A dear friend has jokingly called T, Steve 2.0, in the past because she sees so many similarities. The truth is that no one fits neatly into any sort of characterization who I know. Is he the one in prison, or the one who was so charming as a young man? Is he the one who hired David Duke, or the one who raised well adjusted children despite? Is she the one who can’t cope, or is it him? Or both? Was my dad a rage-a-holic fraud or was he a talented doctor and musician? No one I have met in my life fits neatly into an easy classification – it’s always yes, but… .
A friend once told me a long time ago that life itself doesn’t fit neatly into a set of questions and corresponding answers. As a mater of fact, there are no answers in the back of the book.
Well welcome to childcare 110, we skipped 101 and 104 and the rest and went straight into 109 and so we are treading water somewhat. A friend yesterday with two kids and one on the way said they are not like combustion engines with directions, each one is individual. His 3-year-old daughter did not eat anything but peanut butter for six months. And so there it is.
Yesterday we again worked through eating 110 – and at the end of the day he had taken 24 ounces of formula, a full serving of green beans, a well toasted piece of homemade raisin bread, a half a banana, one cube of an orange slice, a waffle. And hey, that’s not bad for a kid with the stomach the size of a kiwi most likely. And he pooped and peed and so all signals are functioning.
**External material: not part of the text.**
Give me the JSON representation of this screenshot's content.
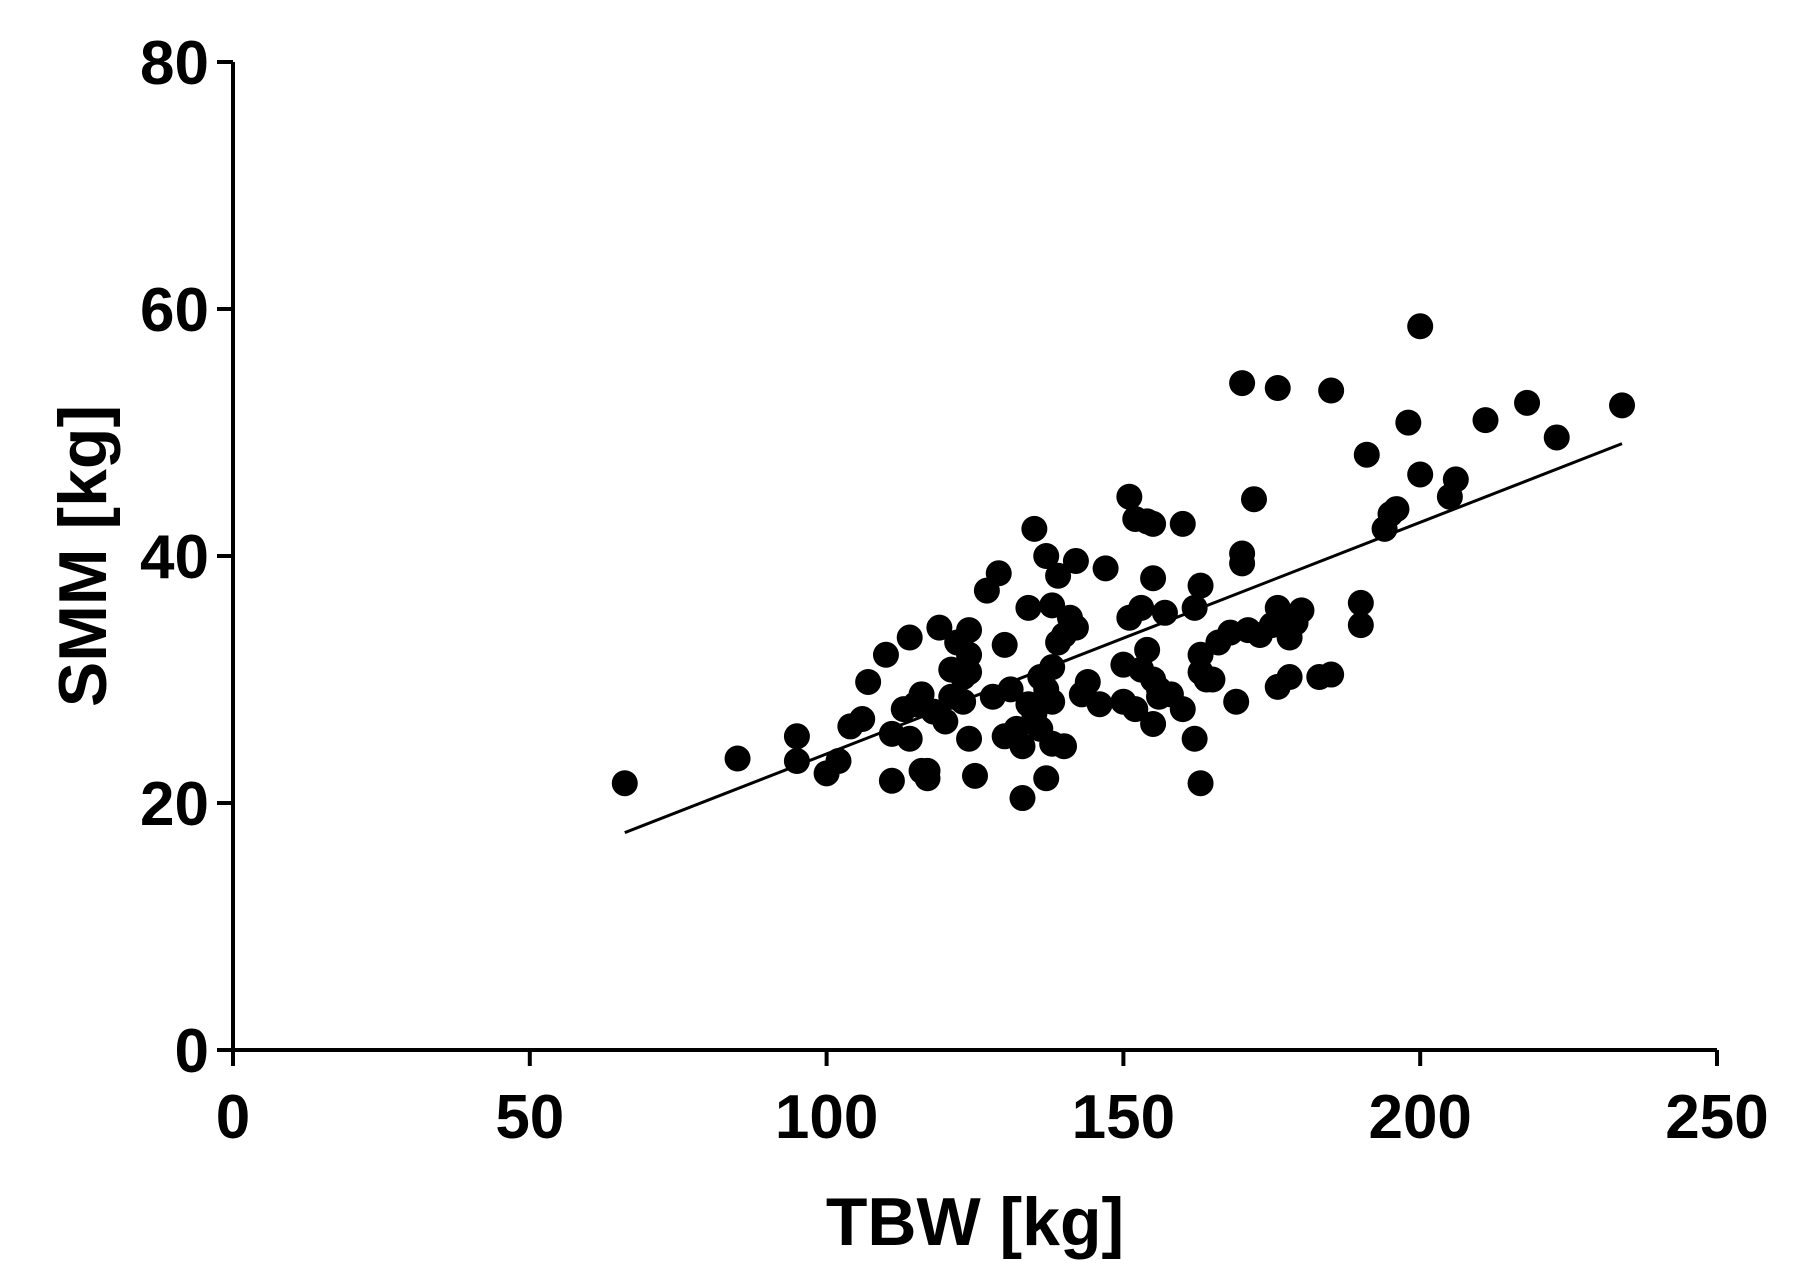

But where we found our challenge yesterday came in another area that has been surfacing in the past few weeks – my comforting approach and T’s disciplined approach. Could you spoil a baby? When does comforting, succoring, parenting, disciplining begin or end? The answer once again is in the individual and our response to him.
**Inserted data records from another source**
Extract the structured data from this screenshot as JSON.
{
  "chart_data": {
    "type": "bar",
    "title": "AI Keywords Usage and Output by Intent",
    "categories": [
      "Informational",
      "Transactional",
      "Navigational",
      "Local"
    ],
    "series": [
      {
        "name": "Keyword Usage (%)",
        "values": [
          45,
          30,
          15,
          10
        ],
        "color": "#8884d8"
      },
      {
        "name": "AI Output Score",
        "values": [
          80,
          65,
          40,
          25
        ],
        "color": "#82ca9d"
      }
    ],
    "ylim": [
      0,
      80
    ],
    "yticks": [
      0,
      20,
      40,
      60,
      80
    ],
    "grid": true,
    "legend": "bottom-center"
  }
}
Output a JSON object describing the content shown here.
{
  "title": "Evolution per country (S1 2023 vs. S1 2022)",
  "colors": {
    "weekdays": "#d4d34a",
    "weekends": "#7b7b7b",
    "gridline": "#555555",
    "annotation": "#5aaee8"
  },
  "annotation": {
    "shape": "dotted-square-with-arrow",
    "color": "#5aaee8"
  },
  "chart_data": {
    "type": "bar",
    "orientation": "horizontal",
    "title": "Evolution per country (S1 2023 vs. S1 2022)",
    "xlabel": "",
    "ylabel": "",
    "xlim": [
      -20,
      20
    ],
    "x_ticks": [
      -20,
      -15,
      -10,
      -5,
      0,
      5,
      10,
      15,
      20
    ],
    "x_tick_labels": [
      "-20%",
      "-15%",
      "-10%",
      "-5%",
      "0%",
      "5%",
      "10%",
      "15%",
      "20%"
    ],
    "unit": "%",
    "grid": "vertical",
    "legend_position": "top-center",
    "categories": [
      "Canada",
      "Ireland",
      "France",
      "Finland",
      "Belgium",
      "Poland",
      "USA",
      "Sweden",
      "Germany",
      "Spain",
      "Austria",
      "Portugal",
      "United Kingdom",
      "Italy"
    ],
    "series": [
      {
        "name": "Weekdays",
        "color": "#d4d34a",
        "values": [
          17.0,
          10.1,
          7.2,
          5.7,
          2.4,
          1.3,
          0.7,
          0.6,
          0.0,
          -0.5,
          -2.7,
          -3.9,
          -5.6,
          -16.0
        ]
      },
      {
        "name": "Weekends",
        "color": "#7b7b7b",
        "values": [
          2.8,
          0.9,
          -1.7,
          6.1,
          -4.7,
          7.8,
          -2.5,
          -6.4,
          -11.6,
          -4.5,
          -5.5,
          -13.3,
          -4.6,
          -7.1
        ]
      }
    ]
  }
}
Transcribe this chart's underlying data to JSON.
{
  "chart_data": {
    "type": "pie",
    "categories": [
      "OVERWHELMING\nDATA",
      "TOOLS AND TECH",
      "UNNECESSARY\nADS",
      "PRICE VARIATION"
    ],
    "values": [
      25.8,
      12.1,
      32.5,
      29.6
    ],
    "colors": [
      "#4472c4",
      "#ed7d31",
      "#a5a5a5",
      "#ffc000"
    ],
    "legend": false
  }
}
What’s fascinating about this whole process is that when I met Tatjana I realized that I had a lot more male tendencies behind my high heels and lipstick then I had ever pondered. And T with her mannish looks was so girly it was sometimes comical. We were yin and yang in surprise packages. But in parenting, I don a mother’s or female cap without even flinching, while her reaction from the get go has been more male, more objective, more Steve 2.0.
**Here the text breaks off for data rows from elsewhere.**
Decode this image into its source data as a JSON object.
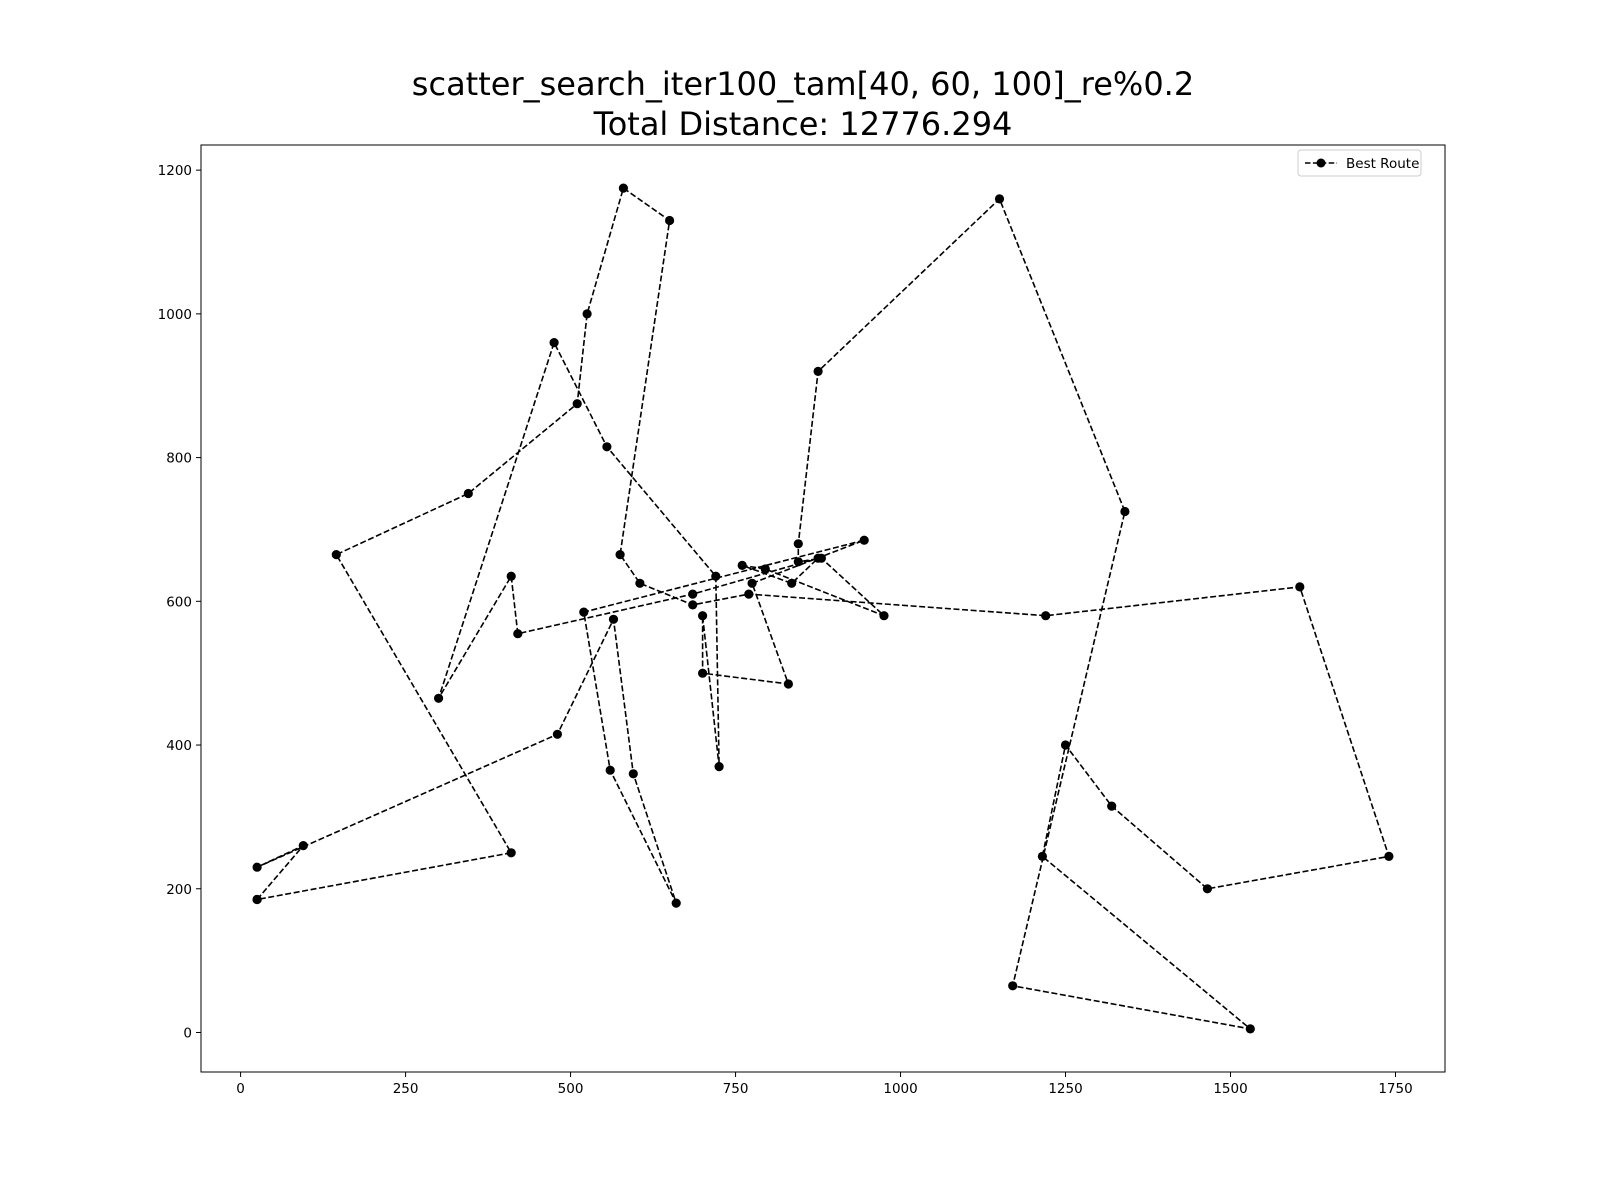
{
  "chart_data": {
    "type": "line",
    "title": "scatter_search_iter100_tam[40, 60, 100]_re%0.2",
    "subtitle": "Total Distance: 12776.294",
    "xlabel": "",
    "ylabel": "",
    "xlim": [
      -60,
      1825
    ],
    "ylim": [
      -55,
      1235
    ],
    "xticks": [
      0,
      250,
      500,
      750,
      1000,
      1250,
      1500,
      1750
    ],
    "yticks": [
      0,
      200,
      400,
      600,
      800,
      1000,
      1200
    ],
    "grid": false,
    "legend_position": "top-right",
    "series": [
      {
        "name": "Best Route",
        "color": "#000000",
        "line_style": "dashed",
        "marker": "circle",
        "x": [
          25,
          95,
          25,
          480,
          565,
          595,
          660,
          560,
          520,
          945,
          775,
          830,
          700,
          700,
          725,
          720,
          555,
          475,
          300,
          410,
          420,
          685,
          875,
          835,
          760,
          795,
          975,
          880,
          845,
          845,
          875,
          1150,
          1340,
          1170,
          1530,
          1215,
          1250,
          1320,
          1465,
          1740,
          1605,
          1220,
          770,
          685,
          605,
          575,
          650,
          580,
          525,
          510,
          345,
          145,
          410,
          25
        ],
        "y": [
          185,
          260,
          230,
          415,
          575,
          360,
          180,
          365,
          585,
          685,
          625,
          485,
          500,
          580,
          370,
          635,
          815,
          960,
          465,
          635,
          555,
          610,
          660,
          625,
          650,
          645,
          580,
          660,
          655,
          680,
          920,
          1160,
          725,
          65,
          5,
          245,
          400,
          315,
          200,
          245,
          620,
          580,
          610,
          595,
          625,
          665,
          1130,
          1175,
          1000,
          875,
          750,
          665,
          250,
          185
        ]
      }
    ]
  }
}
I have been worried about offering Tin a male and female view and about bringing men into his life as well as all sorts of other experiences – other adopted children, other mixed race families, other same sex parents, as well as the black and white of our existence, but the reality is that on the way to evolution humans engender both male and female fluidly and children require parents who are subjective and objective fluidly and children learn best that food is interesting and weird and good, and parents are flawed and perfect, and that in the end, on any given day, it’s up to the individual to decide whether it’s all good or not.